The arrival of the IIFA Awards in Toronto has afforded some wonderful entertainment opportunities for Bollywood fans – from movie nights to dance competitions to an exceptionally fine exhibit at the Royal Ontario Museum (ROM): “Bollywood Cinema Showcards: Indian Film Art from the 1950s to the 1980s”.
The show highlights examples of this unique art form from the collection of Angela Hartwick, who, in her travels, managed to acquire more than two hundred examples of cinema showcards, a form of advertising quite different from the more familiar billboards and posters.
Showcards use paint and photo collage to create a unique form of poster art: images were cut from film stills and pasted onto painted backgrounds, and then were tinted by having paint applied to them.

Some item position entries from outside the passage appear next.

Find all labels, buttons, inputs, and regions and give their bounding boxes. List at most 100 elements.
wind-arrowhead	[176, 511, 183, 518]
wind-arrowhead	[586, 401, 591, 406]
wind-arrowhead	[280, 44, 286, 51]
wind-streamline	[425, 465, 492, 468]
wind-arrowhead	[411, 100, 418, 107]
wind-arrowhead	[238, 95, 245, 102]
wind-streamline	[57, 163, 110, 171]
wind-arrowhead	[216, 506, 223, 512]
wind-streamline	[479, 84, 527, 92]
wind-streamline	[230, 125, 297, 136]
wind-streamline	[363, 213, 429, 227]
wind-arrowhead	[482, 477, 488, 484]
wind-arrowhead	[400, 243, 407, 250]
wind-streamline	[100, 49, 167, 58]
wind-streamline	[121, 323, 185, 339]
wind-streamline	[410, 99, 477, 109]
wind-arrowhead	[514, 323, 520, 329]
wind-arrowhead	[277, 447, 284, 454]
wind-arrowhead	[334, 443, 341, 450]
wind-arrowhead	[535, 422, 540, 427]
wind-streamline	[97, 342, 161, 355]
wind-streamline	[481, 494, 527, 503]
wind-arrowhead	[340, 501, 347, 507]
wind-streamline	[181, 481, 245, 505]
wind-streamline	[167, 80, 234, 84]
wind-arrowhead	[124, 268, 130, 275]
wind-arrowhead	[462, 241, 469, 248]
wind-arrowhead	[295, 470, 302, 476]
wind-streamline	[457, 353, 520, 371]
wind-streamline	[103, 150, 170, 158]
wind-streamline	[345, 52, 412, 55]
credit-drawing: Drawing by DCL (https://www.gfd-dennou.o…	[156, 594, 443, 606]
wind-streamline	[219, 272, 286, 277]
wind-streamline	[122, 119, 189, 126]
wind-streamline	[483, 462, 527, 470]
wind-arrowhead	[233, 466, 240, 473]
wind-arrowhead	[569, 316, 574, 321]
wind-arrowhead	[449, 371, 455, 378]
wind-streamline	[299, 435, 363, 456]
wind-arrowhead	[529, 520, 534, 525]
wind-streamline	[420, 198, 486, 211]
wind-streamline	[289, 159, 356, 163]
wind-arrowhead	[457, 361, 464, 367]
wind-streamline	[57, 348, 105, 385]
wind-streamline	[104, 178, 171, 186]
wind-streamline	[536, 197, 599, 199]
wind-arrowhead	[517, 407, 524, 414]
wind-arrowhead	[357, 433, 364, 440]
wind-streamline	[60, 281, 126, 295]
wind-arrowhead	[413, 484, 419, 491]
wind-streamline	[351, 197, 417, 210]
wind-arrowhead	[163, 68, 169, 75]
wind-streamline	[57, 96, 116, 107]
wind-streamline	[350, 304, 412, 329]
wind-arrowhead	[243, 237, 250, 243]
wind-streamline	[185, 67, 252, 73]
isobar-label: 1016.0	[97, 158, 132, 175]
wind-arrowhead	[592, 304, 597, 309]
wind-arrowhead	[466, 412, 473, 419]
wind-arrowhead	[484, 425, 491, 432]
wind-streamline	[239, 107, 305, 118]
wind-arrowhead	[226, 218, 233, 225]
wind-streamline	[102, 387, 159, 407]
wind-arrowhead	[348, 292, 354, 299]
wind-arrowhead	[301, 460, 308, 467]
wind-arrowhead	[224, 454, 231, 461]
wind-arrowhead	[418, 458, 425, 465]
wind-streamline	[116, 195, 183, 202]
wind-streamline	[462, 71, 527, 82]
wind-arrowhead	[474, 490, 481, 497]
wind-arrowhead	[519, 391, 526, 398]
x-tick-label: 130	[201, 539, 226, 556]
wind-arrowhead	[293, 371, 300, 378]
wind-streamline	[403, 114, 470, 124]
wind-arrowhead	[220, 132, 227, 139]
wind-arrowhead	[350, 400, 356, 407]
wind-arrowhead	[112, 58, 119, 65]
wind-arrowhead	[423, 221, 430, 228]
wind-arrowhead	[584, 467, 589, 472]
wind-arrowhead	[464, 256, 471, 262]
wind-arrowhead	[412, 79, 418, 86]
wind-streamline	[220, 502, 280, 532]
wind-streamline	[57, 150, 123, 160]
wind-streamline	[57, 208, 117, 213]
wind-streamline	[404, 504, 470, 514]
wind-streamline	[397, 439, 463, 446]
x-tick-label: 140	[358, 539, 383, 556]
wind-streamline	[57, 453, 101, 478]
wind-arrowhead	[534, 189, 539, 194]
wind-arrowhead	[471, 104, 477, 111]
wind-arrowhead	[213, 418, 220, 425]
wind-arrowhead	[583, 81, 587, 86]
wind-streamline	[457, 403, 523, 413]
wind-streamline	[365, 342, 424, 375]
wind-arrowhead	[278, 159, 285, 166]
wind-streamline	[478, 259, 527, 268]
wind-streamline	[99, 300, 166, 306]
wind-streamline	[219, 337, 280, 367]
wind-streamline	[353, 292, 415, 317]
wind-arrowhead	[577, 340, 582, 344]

There is a history of painting on photographs in India, and there is an exhibit of these on at the ROM now, too (“Embellished Reality: Indian Painted Photographs”), and it is well worth visiting in order to deepen understanding of the artistic techniques that went into creating the cinema showcard.
Showcards formed only one part of the publicity machine; posters were certainly the most important element in film advertising, which also included such things as song booklets, press ads, billboards and film stills. But showcards – meant to be displayed in cinema lobbies – are a distinctly different art form, using elements of composition as well as the aforementioned combination of paint over photo collage to evoke certain feelings and emotions in the cinema-going audience. Showcards were displayed in lobbies, in glass cases; they were perused by cinema-goers as they waited to see a film, or during the interval. They were often the first glimpse a film audience had of coming attractions. They were individually produced, they are works of art – and they were meant to be ephemeral, thrown away once a movie had finished its run, to make room for new showcards from incoming films.
The ROM’s exhibit examines showcards as art, but it also sets them in a social and historical framework, connecting the showcards and the movies they advertise to the prevailing events and influences of the time they were produced in.
“Bollywood Cinema Showcards: Indian Film Art from the 1950s to the 1980s” – comprised of 77 examples of showcards from The Hartwick Collection, and supplemented by other perhaps more familiar forms of poster art and film advertising – provides the enthusiastic film fan with a rare opportunity to discover a relatively little known and little studied art form, and is absolutely not to be missed!